Note: sort_by_field (SoaSoart benchmarks) is slow in GCC due to unknown reasons.

The benchmark contains a small program concerning simulated sensor measurements. With a straightforward array of structs, we store metadata together with the actual sensor data together and then just push_back() these onto an std::vector.

struct SensorData {
    std::array<double, 18> xyz;

struct Measurement {
    Id sensor_id;
    Id object_id;
    double timestamp;
    SensorData data;
};

...

std::vector<Measurement> measurements_vec;
measurements_vec.push_back(m);

Alternatively, we could split the metadata and sensor data apart into a structure of arrays.

vapid::soa<Id, Id, double, SensorData> measurements_soa;
soa.insert(m.sensor_id, m.object_id, m.timestamp, m.data);

The benchmark times the cost of sorting by sensor_id, and then the cost of finding the average measurement timestamp using an std::vector vs a vapid::soa.

Manual Installation

Copy the vapid folder into your project and #include "vapid/soa.h"

Bazel Installation

# WORKSPACE
load("@bazel_tools//tools/build_defs/repo:http.bzl", "http_archive")

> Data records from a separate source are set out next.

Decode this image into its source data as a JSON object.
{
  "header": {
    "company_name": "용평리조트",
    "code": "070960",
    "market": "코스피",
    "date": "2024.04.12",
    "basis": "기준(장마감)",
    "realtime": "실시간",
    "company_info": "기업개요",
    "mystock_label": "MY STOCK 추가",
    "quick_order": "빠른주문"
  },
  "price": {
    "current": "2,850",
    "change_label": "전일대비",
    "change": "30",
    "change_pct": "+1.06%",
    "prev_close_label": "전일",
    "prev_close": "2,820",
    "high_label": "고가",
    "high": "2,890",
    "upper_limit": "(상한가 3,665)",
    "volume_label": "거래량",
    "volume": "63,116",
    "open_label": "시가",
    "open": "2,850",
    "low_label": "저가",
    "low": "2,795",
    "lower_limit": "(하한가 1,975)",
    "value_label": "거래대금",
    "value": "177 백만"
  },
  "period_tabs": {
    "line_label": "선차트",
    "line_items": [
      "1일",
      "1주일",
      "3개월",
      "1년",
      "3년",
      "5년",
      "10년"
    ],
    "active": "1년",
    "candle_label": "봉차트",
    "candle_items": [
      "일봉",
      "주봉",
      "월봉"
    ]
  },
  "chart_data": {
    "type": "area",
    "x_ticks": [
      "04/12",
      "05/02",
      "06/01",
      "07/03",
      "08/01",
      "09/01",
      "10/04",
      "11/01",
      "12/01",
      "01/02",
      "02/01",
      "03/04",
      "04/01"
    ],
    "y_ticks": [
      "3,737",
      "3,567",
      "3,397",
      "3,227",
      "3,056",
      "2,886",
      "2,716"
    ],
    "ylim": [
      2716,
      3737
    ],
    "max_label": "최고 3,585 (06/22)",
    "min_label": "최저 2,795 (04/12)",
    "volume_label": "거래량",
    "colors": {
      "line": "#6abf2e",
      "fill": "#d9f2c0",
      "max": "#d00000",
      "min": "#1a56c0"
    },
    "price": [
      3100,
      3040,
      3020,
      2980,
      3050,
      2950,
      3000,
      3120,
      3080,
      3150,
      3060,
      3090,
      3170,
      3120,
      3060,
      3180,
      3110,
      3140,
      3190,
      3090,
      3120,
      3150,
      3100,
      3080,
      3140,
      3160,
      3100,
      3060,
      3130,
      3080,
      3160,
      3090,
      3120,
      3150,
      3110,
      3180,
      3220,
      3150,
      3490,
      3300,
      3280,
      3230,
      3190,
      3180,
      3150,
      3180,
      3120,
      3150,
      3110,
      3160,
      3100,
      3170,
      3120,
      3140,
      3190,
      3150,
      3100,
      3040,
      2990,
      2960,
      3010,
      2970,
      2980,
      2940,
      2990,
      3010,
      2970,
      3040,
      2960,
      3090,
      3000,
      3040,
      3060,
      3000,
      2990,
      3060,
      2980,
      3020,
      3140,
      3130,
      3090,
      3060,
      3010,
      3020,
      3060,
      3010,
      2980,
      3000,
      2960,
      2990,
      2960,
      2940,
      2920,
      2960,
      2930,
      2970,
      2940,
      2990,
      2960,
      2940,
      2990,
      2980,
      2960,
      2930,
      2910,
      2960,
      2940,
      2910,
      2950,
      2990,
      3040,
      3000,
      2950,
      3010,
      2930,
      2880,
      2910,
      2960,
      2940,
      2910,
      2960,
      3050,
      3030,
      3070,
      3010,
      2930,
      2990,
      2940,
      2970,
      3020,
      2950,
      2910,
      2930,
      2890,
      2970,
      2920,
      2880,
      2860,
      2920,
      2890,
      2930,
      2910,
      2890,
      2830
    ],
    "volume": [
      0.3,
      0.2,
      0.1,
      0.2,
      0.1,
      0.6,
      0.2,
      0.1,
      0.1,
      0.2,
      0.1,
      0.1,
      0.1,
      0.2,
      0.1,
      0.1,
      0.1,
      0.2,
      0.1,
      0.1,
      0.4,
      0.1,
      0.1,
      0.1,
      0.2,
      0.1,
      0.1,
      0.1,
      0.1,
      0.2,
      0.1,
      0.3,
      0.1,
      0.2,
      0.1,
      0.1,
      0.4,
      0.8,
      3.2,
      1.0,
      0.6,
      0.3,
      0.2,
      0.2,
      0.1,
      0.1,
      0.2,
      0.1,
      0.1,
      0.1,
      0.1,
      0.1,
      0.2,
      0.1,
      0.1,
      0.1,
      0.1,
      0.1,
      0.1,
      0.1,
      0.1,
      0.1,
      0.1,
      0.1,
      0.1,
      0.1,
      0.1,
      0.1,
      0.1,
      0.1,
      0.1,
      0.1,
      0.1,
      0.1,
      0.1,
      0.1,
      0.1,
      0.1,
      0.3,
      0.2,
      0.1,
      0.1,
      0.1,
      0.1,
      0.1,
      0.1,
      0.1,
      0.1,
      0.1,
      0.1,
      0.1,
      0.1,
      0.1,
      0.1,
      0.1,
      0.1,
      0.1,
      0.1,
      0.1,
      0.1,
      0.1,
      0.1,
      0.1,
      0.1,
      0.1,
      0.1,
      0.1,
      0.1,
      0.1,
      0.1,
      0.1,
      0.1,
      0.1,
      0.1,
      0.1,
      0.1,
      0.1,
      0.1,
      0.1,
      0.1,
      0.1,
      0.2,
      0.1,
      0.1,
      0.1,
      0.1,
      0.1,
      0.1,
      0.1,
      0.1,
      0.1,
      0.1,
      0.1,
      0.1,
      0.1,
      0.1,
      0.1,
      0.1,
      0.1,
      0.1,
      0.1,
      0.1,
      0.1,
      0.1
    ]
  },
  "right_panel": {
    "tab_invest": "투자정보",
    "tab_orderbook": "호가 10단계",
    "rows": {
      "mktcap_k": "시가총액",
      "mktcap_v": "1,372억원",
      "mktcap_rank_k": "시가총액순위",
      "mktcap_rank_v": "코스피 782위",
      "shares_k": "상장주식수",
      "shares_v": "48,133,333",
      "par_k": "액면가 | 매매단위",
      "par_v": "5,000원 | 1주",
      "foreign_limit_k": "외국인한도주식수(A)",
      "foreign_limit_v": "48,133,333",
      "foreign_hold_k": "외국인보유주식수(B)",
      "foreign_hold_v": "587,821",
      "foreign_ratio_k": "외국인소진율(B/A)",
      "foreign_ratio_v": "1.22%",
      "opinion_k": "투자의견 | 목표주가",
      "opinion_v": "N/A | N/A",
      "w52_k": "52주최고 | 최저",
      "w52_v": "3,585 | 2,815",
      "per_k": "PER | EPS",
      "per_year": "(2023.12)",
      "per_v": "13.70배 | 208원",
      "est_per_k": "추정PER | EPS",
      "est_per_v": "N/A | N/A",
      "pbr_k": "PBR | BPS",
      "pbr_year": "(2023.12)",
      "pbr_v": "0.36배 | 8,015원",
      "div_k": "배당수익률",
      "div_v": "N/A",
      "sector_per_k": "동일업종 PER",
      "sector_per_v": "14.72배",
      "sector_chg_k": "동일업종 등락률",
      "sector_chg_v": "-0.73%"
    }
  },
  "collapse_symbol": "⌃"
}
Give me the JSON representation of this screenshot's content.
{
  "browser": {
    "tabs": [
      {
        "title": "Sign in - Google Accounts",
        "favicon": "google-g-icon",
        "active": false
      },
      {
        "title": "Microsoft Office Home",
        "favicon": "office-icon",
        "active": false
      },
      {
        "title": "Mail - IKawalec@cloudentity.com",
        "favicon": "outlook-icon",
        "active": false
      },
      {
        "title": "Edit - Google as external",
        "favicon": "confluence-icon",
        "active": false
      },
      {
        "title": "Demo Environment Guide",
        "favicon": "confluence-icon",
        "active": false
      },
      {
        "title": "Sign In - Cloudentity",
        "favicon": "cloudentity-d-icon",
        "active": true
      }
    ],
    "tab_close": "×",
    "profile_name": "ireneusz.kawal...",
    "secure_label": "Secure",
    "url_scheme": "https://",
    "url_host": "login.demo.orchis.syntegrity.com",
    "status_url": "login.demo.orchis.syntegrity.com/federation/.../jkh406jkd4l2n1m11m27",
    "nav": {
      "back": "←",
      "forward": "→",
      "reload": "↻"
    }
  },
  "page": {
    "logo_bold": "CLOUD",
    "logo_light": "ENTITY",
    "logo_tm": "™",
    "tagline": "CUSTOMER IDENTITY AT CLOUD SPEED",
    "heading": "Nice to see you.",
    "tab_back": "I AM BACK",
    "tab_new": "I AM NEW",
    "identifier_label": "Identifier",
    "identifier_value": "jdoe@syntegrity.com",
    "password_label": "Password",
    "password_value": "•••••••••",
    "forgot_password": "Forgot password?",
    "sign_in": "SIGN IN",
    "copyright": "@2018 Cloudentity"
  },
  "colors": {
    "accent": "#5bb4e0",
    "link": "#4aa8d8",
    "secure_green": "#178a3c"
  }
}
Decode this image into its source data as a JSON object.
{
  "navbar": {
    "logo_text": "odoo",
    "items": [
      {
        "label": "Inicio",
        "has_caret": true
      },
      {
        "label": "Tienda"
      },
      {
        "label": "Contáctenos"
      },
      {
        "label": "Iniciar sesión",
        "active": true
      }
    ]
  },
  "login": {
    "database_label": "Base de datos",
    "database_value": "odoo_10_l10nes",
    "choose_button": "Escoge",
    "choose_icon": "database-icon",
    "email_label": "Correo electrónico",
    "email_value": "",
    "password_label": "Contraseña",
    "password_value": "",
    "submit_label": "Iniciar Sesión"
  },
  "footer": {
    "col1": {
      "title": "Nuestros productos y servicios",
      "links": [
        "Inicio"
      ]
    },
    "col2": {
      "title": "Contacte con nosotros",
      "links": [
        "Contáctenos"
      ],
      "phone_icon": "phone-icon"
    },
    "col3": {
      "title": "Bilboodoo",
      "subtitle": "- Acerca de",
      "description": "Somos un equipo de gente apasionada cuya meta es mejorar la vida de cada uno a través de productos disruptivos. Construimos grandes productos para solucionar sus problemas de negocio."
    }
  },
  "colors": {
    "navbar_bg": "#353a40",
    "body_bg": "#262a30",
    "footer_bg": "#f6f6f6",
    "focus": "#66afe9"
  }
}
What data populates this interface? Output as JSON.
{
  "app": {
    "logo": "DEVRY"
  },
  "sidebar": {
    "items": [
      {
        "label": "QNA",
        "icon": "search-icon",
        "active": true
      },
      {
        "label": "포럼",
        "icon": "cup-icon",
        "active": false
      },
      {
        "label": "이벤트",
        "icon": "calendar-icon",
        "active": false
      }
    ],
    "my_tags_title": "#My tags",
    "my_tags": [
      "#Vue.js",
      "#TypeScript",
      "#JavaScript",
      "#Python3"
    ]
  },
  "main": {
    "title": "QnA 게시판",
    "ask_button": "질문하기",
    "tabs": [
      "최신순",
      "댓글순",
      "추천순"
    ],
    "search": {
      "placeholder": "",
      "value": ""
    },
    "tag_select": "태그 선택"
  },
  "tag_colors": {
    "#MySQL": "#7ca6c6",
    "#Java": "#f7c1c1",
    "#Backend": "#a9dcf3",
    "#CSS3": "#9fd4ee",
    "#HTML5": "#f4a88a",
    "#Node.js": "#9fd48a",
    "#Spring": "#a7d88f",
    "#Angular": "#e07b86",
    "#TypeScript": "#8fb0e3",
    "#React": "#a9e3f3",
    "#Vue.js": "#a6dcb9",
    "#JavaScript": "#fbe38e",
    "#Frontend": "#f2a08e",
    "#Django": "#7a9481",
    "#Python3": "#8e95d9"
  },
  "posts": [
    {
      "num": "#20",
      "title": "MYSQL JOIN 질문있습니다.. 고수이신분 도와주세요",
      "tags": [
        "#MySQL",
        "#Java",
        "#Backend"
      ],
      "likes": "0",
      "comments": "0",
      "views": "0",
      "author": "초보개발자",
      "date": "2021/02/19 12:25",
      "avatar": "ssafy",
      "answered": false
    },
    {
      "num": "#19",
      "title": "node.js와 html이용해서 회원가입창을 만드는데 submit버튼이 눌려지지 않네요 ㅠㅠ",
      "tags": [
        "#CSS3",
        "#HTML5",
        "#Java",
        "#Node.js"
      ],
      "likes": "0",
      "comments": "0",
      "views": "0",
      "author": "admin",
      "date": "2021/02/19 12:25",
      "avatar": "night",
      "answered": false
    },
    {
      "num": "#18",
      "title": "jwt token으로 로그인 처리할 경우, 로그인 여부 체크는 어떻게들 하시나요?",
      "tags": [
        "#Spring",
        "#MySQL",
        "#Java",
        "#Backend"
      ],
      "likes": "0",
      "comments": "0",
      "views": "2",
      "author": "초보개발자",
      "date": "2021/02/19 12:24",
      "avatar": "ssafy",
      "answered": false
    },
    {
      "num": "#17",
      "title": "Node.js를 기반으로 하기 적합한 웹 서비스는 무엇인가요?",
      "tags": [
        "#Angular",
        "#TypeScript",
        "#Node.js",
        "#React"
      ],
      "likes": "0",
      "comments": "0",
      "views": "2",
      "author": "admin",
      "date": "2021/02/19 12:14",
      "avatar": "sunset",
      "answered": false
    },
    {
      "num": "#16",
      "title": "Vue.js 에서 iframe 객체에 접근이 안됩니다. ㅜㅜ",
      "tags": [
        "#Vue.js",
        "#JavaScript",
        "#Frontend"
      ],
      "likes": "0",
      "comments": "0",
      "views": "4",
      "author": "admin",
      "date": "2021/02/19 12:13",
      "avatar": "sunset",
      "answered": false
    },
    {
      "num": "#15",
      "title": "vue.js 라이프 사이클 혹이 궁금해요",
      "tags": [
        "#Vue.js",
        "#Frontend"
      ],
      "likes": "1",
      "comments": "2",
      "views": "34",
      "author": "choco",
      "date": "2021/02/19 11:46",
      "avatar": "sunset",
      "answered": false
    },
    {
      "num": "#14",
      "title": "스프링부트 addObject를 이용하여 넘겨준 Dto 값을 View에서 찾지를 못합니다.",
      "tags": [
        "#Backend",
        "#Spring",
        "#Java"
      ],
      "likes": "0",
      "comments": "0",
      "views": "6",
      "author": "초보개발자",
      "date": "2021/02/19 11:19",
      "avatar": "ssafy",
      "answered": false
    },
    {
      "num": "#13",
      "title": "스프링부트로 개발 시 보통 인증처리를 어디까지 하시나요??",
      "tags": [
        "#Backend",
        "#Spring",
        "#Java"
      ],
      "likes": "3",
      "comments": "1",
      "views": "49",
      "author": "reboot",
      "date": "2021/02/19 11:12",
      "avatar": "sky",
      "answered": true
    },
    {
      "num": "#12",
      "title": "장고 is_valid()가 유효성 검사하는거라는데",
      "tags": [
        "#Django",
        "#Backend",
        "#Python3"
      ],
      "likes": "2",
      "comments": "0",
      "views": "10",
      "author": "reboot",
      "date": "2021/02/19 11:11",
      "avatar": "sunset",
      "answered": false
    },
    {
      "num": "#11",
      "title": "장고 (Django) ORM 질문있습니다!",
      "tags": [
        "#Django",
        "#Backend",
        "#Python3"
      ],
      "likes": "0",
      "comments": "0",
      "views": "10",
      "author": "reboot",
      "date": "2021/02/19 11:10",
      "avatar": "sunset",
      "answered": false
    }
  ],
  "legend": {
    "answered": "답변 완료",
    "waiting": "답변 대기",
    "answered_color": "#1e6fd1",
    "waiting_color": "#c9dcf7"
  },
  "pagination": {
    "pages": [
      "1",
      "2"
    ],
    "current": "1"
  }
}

vapid_soa_version = "d327bd00e3a52d8c04550215df5711d0545e396e"
http_archive(
    name = "com_github_markisus_vapid-soa",
    url = "https://github.com/markisus/vapid-soa/archive/{}.zip".format(vapid_soa_version),
    sha256 = "c643d20af1ce95566ff4b2b6cdca2bd2f6aa0254a4f603c74ac8e62a84a527b4",
    strip_prefix = "vapid-soa-{}".format(vapid_soa_version))
# BUILD
cc_binary(
    ...
    deps = [
        "@com_github_markisus_vapid-soa//:soa",
        ...
    ]
)